309K: Turn back to the front and read it again!

I grew up in the mountains of Virginia.  In my three room country school, there were very few books, but there is one I remember very fondly and would love to have a copy of it.   I don’t remember the title or author, but I would have read this around 1946 or 1947.   Here is a gist of the story.  A family lives very happily in a tiny, tidy one room house.  One day they decide that their house is too small so they begin adding rooms onto the one room.  They continue to add so many rooms (one behind the other) that they seldom see their family members.  I believe that the house became such a curiosity that train tracks were built along side the house so tourists could see it.   The family members navigated this long house on roller skates.  One day the family happened to meet together in one of the many rooms and decided that they were much happier in their one room.  So they proceeded to tear down all of the added rooms until their house was back to the one room.  Here is the part that intrigued me and the reason I believe I still remember it.  On the final page, it said.  “If you want to see what this family did next, turn back to the front of the book and read it again!”

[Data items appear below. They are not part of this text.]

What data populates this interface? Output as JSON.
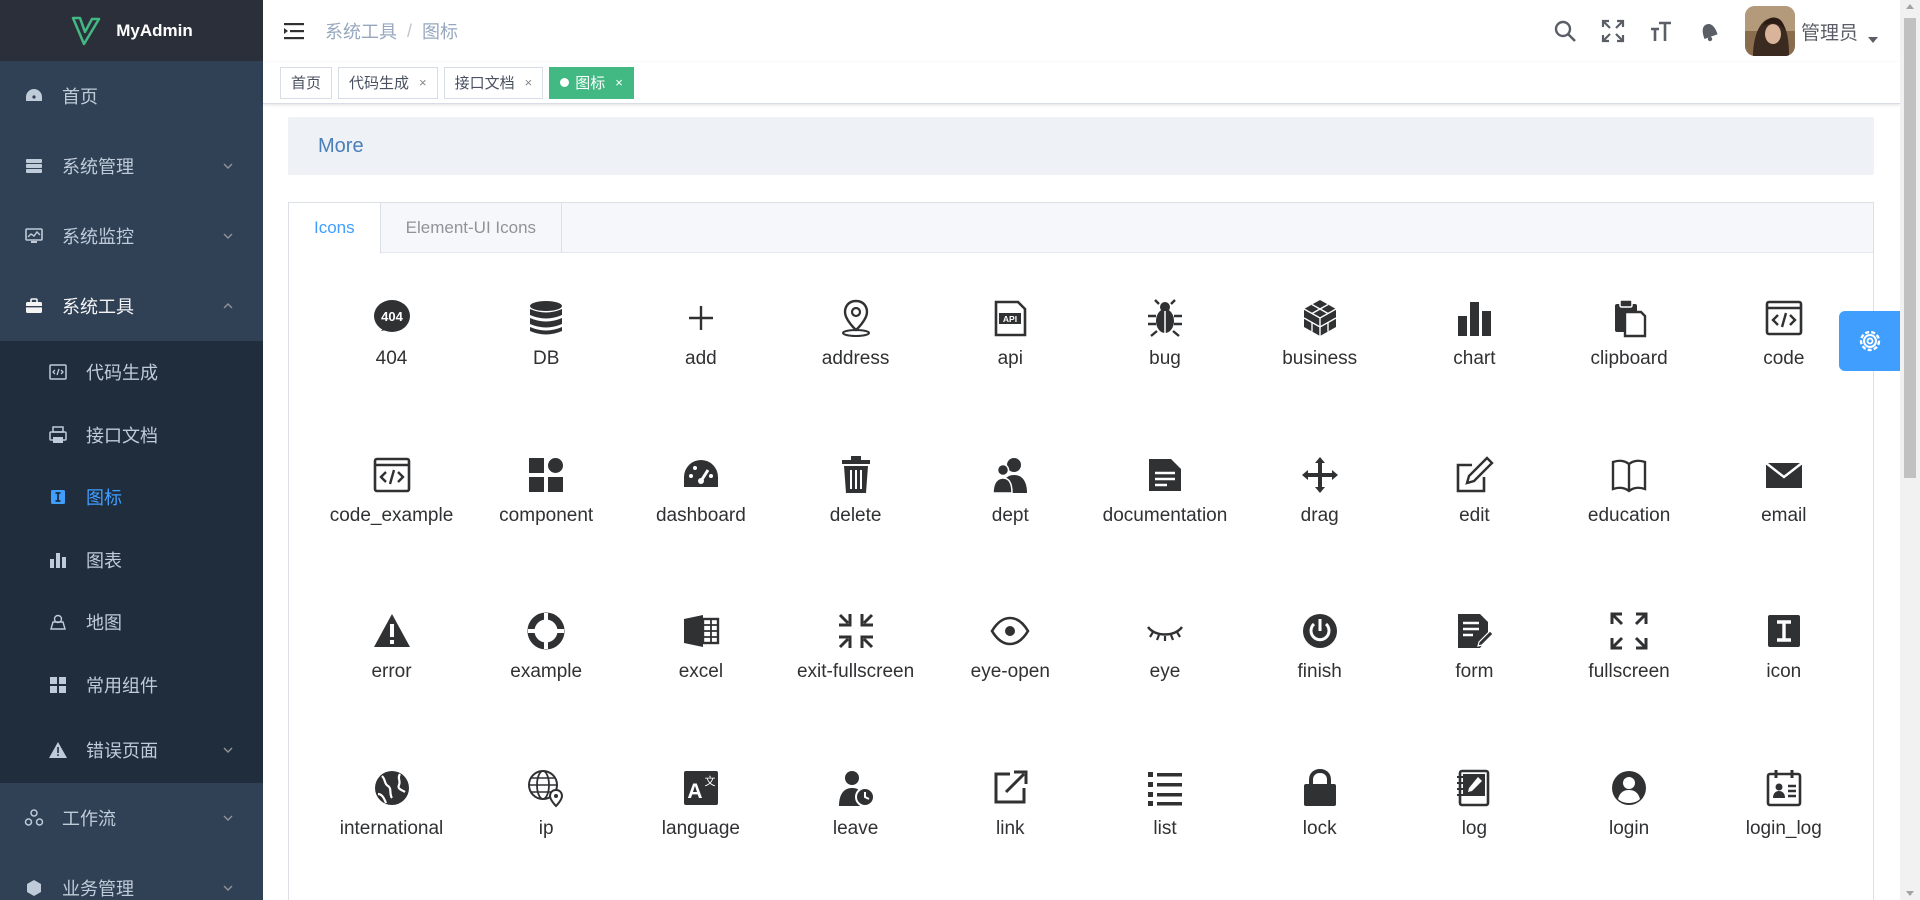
{
  "app": {
    "title": "MyAdmin"
  },
  "sidebar": {
    "items": [
      {
        "label": "首页",
        "icon": "dashboard-icon"
      },
      {
        "label": "系统管理",
        "icon": "system-icon",
        "expandable": true
      },
      {
        "label": "系统监控",
        "icon": "monitor-icon",
        "expandable": true
      },
      {
        "label": "系统工具",
        "icon": "tool-icon",
        "expandable": true,
        "open": true
      },
      {
        "label": "工作流",
        "icon": "workflow-icon",
        "expandable": true
      },
      {
        "label": "业务管理",
        "icon": "business-icon",
        "expandable": true
      }
    ],
    "tool_submenu": [
      {
        "label": "代码生成",
        "icon": "code-icon"
      },
      {
        "label": "接口文档",
        "icon": "printer-icon"
      },
      {
        "label": "图标",
        "icon": "icon-icon",
        "active": true
      },
      {
        "label": "图表",
        "icon": "chart-icon"
      },
      {
        "label": "地图",
        "icon": "map-icon"
      },
      {
        "label": "常用组件",
        "icon": "component-icon"
      },
      {
        "label": "错误页面",
        "icon": "warning-icon",
        "expandable": true
      }
    ]
  },
  "header": {
    "breadcrumb": [
      "系统工具",
      "图标"
    ],
    "username": "管理员"
  },
  "tags": [
    {
      "label": "首页",
      "closable": false,
      "active": false
    },
    {
      "label": "代码生成",
      "closable": true,
      "active": false
    },
    {
      "label": "接口文档",
      "closable": true,
      "active": false
    },
    {
      "label": "图标",
      "closable": true,
      "active": true
    }
  ],
  "tag_close_glyph": "×",
  "main": {
    "more_label": "More",
    "tabs": [
      {
        "label": "Icons",
        "active": true
      },
      {
        "label": "Element-UI Icons",
        "active": false
      }
    ],
    "icons": [
      "404",
      "DB",
      "add",
      "address",
      "api",
      "bug",
      "business",
      "chart",
      "clipboard",
      "code",
      "code_example",
      "component",
      "dashboard",
      "delete",
      "dept",
      "documentation",
      "drag",
      "edit",
      "education",
      "email",
      "error",
      "example",
      "excel",
      "exit-fullscreen",
      "eye-open",
      "eye",
      "finish",
      "form",
      "fullscreen",
      "icon",
      "international",
      "ip",
      "language",
      "leave",
      "link",
      "list",
      "lock",
      "log",
      "login",
      "login_log"
    ]
  },
  "colors": {
    "sidebar_bg": "#304156",
    "submenu_bg": "#1f2d3d",
    "accent": "#409eff",
    "tag_active": "#42b983"
  }
}
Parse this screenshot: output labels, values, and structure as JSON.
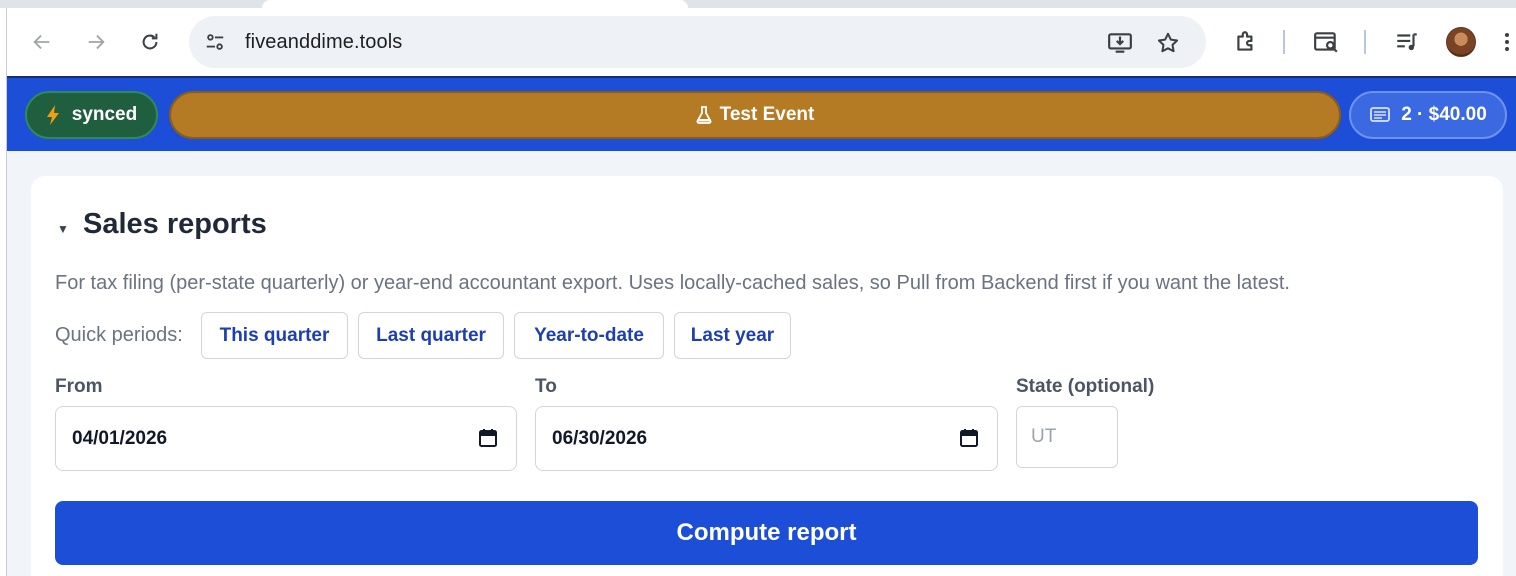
{
  "browser": {
    "url": "fiveanddime.tools"
  },
  "header": {
    "sync_label": "synced",
    "event_label": "Test Event",
    "cart_label": "2 · $40.00"
  },
  "section": {
    "title": "Sales reports",
    "description": "For tax filing (per-state quarterly) or year-end accountant export. Uses locally-cached sales, so Pull from Backend first if you want the latest.",
    "quick_periods_label": "Quick periods:",
    "quick_periods": [
      "This quarter",
      "Last quarter",
      "Year-to-date",
      "Last year"
    ]
  },
  "form": {
    "from_label": "From",
    "from_value": "04/01/2026",
    "to_label": "To",
    "to_value": "06/30/2026",
    "state_label": "State (optional)",
    "state_placeholder": "UT",
    "compute_label": "Compute report"
  },
  "colors": {
    "header_bg": "#1d4ed8",
    "synced_bg": "#1f5e3e",
    "event_bg": "#b47a24",
    "cart_bg": "#3b69e2",
    "link": "#1e40af"
  }
}
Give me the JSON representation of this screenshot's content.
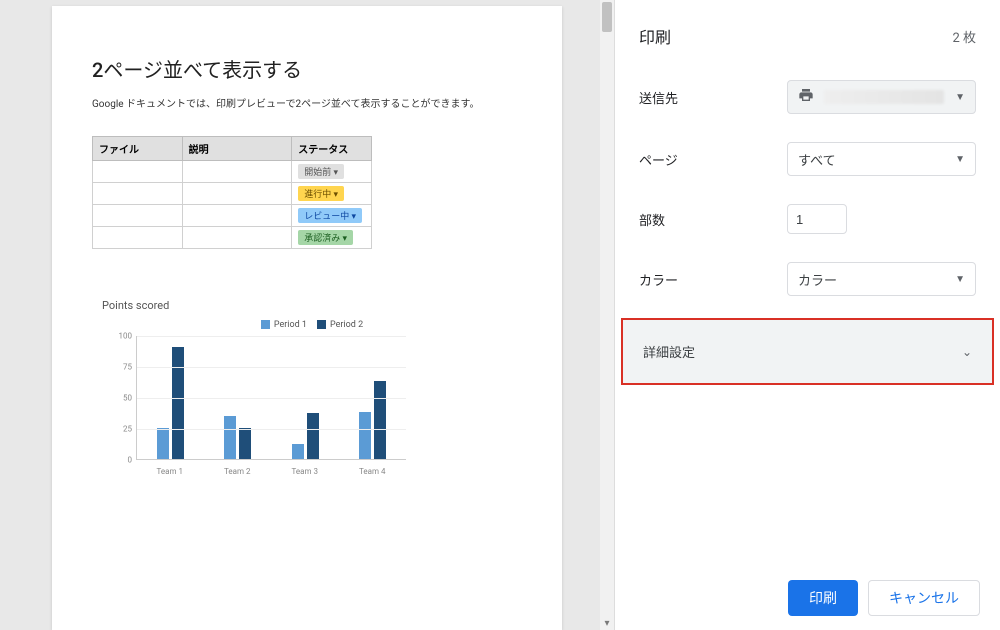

308O: A shy lighthouse keeper

I have a library customer searching for a children’s book, but she doesn’t remember the title or plot. She thinks the author’s last name was Harper. It was a hardback picture book about a lighthouse keeper who was a shy man. The cover illustration was of a man in a long yellow rain slicker with a yellow rain hat over his face. It was published around 1948 or so. She said that her grandfather, Alonzo Washington, worked for a family called Harper who ran a publishing business in the Greater Philadelphia (Chester County) area, and one of the family members wrote this book for her when she was a child. She’s positive it was actually published, not a one-off. Her name is Marcilene Brown, if that will help at all. I haven’t been able to find any ties between her “Harper family” and the NYC Harper publishers. I hope you can help solve this mystery! Thank you very much for your help.

 

 

307D: A Poor Mountain Family

I’m looking for a book that was probably published in the 1940s. It had the bluish grey print that I understand was used during WWII. Seems to me it was about a poor mountain family (maybe Appalachia) with, I believe, 12 or 13 kids and all of them had a pet except for the youngest. It was about that child’s wish for his or her own pet. Anybody remember that?


 

305W: A Family Moves to the Country

When I was in grade school in the late 1950's, I read a book, possibly from the library Bookmobile, that was about a family who moved to the country. The main theme was the transition to an old, broken-down house and the arduous process of fixing it up to make it livable. The story is told, I believe, by a young son, probably about the age I was when I read (10 or 11) it. What started out as an unpleasant experience for the kids, at least, over time turned into an adventure as the DIY project progressed and the boy explored the surrounding area. Finally, the family was able to embrace the house as their new home and I think the son learned the value or hard work and the pride that comes from it. I know this is sketchy at best, but it's not easy to clean out the cobwebs of my memory that far back! Any help would be greatly appreciated.

305S: Enchanted dog and cat

 

Anyway the book I am looking for was a collection of children’s stories, possibly different authors and I think English and 1940s 1950s.

One story is about two children who help a dog and cat who have been enchanted and are the figureheads on a boat they find when the meadow at the end of their garden turns into a magical lake.